Kategorie: Stadtsoziologie Tags: CCTV, Kontrolle, Panopticon, Videoüberwachung

Lokale Sicherheit

Kategorie: Stadtsoziologie

Segregation

Was ist Segregation?

Segregation (von segregieren: trennen, abspalten, absondern) meint den Prozess der Abspaltung geographischer Räume nach sozialen, demographischen oder auch kulturell/ ethnischen Kriterien. Farwick (2012: 381) definiert Segregation als „Prozesse der räumlichen Differenzierung, Sortierung und Separierung“ (dynamische Betrachtung) oder auch als „das Muster einer disparitären Verteilung von Bevölkerungsgruppen im Raum“ (statistische Betrachtung).

Segregation verweist somit auf das Vorhandensein sozialer und wirtschaftlicher Ungleichheit. Bewohner eines Quartiers weisen oft soziale, demographische, kulturelle oder ethnische Gemeinsamkeit auf. Dabei unterscheidet man freiwillige von erzwungener Segregation. Der Segregation liegt zumeist eine ungleiche Einkommens- und Vermögensverteilung zugrunde: während sich die Reichen in die besseren Wohnquartiere zurückziehen, wohnen einkommensschwache Menschen in den schlechteren Wohnquartieren, die sich durch einen sanierungsbedürftigen Wohnraum, schlechte infrastrukturelle Anbindung und dergleichen auszeichnen. Die räumliche Segregation ist Ausdruck von bzw. geht häufig einher mit einer sozialen Segregation und auch demographischen Segregation.
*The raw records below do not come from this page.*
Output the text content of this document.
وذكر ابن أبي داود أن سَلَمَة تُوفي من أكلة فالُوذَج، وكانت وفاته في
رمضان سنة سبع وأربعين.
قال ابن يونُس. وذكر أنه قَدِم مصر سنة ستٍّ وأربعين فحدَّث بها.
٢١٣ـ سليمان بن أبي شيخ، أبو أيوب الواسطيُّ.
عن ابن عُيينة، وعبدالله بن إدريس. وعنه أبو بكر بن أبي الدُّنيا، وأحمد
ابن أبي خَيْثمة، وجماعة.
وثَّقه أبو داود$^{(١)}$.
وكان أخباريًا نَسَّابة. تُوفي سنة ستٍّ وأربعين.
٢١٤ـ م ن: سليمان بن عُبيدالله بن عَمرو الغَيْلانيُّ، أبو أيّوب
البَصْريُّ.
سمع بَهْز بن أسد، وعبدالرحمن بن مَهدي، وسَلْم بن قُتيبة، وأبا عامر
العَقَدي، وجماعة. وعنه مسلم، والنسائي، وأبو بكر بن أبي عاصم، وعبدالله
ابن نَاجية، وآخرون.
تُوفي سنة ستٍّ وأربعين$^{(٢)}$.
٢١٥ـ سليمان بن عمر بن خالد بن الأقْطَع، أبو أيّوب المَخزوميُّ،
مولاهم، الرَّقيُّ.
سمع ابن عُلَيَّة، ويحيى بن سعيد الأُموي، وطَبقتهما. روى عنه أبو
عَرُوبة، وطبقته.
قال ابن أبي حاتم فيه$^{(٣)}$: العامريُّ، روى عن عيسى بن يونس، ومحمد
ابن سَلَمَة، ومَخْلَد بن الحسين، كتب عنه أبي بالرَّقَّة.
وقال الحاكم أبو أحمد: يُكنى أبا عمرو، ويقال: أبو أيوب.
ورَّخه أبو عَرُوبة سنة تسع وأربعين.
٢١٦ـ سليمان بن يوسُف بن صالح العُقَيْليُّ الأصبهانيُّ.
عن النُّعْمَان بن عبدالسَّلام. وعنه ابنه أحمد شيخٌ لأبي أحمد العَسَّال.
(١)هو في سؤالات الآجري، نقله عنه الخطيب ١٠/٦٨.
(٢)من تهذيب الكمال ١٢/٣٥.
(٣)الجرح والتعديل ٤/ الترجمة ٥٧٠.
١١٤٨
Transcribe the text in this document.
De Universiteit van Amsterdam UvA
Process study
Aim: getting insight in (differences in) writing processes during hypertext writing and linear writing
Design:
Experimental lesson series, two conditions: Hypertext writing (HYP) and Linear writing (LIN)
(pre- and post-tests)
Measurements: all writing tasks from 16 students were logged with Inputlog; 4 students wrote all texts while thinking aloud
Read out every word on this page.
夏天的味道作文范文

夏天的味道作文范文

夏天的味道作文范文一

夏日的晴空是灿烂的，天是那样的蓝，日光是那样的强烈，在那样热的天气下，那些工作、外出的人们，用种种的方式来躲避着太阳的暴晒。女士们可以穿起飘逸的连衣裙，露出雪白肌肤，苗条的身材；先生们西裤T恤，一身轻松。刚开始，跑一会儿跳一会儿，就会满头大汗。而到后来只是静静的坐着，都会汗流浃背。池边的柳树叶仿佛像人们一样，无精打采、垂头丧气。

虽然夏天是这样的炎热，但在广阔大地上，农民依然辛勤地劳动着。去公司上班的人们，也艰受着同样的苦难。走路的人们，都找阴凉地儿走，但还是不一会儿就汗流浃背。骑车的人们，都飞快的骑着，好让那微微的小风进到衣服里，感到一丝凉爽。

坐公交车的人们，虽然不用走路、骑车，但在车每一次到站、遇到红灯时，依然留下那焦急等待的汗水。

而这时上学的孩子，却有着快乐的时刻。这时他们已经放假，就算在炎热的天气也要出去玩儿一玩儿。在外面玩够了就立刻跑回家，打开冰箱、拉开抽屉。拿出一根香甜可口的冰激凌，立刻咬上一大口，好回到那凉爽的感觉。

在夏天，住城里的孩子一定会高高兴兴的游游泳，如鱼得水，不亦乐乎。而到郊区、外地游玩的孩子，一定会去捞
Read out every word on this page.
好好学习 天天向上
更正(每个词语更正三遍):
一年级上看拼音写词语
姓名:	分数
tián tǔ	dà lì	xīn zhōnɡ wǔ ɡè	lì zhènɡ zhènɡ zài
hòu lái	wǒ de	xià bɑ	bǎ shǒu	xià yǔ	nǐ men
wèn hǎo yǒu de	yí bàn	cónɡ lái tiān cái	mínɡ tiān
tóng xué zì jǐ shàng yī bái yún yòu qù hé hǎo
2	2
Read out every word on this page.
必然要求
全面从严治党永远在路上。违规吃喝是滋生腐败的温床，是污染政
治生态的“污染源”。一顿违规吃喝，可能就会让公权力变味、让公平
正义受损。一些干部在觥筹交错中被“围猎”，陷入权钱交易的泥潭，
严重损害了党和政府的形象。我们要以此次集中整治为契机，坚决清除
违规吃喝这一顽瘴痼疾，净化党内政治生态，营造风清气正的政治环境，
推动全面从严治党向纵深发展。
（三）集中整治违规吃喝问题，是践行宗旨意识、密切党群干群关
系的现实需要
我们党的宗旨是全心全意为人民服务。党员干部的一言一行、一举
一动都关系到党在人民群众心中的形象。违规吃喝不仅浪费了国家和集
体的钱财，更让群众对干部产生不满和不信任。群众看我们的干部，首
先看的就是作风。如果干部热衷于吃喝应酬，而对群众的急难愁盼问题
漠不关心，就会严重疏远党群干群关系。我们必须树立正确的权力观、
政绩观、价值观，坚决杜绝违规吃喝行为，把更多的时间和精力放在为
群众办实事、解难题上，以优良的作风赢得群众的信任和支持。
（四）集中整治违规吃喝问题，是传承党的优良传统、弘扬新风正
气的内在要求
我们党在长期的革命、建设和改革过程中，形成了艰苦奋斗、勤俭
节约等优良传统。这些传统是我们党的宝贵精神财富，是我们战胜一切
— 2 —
Beispielsweise werden Ausländer und Migranten auf dem Wohnungsmarkt oft benachteiligt, so dass sie nur Wohnraum in den schlechteren Wohnvierteln einer Stadt finden, in denen bereits andere Ausländer und Menschen mit Migrationshintergrund oder einkommensschwache Bewohner leben. Durch die schlechte infrastrukturelle Versorgung und dadurch bedingt, dass alle Menschen im Wohnumfeld über knappe Ressourcen verfügen, fehlen Informations- und Kontaktmöglichkeiten, die über das segregierte Wohnquartier hinausreichen. Der räumlichen Ausgrenzung folgt damit eine soziale Ausgrenzung.

Beispiele für Segregation

Segregation ist keineswegs ein neues Phänomen, das nur moderne Großstädte betreffen würde. Bereits im Mittelalter lebten die Menschen in der Stadt getrennt nach sozialem Stand und Berufszunft (die zahlreichen Bäcker-, Tuchmacher-, Metzgerstraßen, die noch heute in Stadtplänen deutscher Städte verzeichnet sind, zeugen von dieser Tradition).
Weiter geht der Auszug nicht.